The Government alleged that Morgan Stanley ensured accountability for its assets by maintaining a system of internal controls. That system was also designed to prevent employees from offering, promising or paying anything of value to foreign government officials by prohibiting bribery and addressing corruption risks associated with the giving of gifts, business entertainment, travel, lodging, meals, charitable contributions and employment. In order to keep up with regulatory developments and specific risks, the policies were updated regularly. Morgan Stanley also provided frequent training for its employees on these issues (including over 54 training programs between 2002 and 2008 for personnel based in Asia). Mr. Peterson was trained on the FCPA seven times and received reminders regarding the policy 35 times.
Despite the wealth of training, the Government contends that Mr. Peterson conspired with others to transfer a multi-million dollar ownership interest in a Shanghai building to himself and a Chinese public official. Specifically, Mr. Peterson encouraged Morgan Stanley to sell an interest in the building at a discount to Shanghai Yongye Enterprise (Group) Co. Ltd., a state owned and controlled entity. Mr. Peterson knew the interest would then be conveyed to a shell company, which he controlled along with a Chinese public official and a Canadian attorney. The Government contends that the conspirators realized an immediate profit of more than $2.5 million (and covered up their conduct by continuing to falsely represent that Yongye owned the shell company.

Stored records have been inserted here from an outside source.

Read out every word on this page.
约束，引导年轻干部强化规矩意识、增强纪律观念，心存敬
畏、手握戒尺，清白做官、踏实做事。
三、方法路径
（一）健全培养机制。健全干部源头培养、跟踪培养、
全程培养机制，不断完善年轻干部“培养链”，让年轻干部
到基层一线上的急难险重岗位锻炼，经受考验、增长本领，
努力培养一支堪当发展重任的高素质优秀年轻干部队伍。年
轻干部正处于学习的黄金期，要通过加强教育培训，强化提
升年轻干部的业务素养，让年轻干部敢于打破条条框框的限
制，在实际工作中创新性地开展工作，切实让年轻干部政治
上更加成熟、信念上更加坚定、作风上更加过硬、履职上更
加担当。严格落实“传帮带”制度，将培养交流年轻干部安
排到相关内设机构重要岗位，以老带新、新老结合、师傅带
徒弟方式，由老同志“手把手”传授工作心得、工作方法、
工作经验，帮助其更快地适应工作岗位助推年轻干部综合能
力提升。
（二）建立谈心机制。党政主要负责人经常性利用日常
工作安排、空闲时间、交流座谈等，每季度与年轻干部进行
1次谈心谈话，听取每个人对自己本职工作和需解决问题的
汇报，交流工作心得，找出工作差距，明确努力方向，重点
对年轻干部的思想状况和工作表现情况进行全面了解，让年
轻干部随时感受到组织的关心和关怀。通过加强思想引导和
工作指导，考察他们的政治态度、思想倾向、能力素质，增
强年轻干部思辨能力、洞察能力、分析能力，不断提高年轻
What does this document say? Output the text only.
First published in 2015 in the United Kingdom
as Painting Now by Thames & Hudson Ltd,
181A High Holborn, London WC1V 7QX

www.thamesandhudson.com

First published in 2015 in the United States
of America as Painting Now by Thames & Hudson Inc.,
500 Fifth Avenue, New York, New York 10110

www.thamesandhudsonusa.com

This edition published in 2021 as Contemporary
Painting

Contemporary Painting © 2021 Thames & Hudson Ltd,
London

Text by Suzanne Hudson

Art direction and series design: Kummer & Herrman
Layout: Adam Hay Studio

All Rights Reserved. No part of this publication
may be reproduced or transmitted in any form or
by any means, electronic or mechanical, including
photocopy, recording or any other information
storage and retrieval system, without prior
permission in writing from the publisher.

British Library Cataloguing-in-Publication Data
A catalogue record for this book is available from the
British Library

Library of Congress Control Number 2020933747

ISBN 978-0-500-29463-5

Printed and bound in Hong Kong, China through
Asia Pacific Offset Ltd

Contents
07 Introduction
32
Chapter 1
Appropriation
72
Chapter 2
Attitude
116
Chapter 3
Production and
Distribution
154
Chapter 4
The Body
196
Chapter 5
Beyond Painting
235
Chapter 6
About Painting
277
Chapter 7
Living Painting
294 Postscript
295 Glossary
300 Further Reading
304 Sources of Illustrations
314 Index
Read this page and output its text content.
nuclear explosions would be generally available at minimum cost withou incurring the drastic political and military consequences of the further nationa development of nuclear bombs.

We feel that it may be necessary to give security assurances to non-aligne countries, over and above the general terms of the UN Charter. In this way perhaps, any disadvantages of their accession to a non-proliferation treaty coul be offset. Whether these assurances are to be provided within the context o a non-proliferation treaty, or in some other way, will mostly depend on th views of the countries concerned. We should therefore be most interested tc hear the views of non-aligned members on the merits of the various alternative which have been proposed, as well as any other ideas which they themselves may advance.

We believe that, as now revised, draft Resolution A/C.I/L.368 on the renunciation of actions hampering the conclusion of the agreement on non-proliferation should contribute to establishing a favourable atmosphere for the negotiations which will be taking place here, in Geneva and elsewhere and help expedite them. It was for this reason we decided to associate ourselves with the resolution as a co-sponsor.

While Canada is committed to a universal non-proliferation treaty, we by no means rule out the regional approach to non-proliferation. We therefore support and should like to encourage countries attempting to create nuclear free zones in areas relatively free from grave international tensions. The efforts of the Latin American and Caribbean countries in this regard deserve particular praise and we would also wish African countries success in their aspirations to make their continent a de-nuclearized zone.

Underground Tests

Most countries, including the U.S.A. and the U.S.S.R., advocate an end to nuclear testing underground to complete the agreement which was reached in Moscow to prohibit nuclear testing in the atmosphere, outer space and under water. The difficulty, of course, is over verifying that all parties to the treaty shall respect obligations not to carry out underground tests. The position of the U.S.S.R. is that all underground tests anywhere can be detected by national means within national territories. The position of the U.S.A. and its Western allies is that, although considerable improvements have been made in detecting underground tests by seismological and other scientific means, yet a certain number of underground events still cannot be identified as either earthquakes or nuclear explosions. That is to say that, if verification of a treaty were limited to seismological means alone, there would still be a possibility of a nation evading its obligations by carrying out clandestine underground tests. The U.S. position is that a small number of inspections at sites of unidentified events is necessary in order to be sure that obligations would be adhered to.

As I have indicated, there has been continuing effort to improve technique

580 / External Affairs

Mr. Peterson pled guilty to one count of conspiring to evade Morgan Stanley's internal controls. Assistant Attorney General Lanny Breuer stated that "Mr. Peterson admitted today that he actively sought to evade Morgan Stanley’s internal controls in an effort to enrich himself and a Chinese government official," adding that, "[a]s a managing director for Morgan Stanley, he had an obligation to adhere to the company’s internal controls; instead, he lied and cheated his way to personal profit. Because of his corrupt conduct, he now faces the prospect of prison time." He is scheduled to be sentenced on July 17, 2012 and faces a maximum sentence of five years in prison.
In announcing the case against Mr. Peterson, DOJ stated that it was not bringing any enforcement action against Morgan Stanley related to this conduct (noting that "Morgan Stanley constructed and maintained a system of internal controls, which provided reasonable assurances that its employees were not bribing government officials").
The civil charges brought by the SEC make similar allegations regarding the sale of the Shanghai building and also alleges that Mr. Peterson arranged to have at least $1.8 million paid to himself and the Chinese official as finder's fees which were owed to third parties. Mr. Peterson consented to the entry of an injunction against future violations, permanent industry bars and an order requiring him to disgorge over $250,000 and to relinquish the interest (valued at $3.4 million) in the property.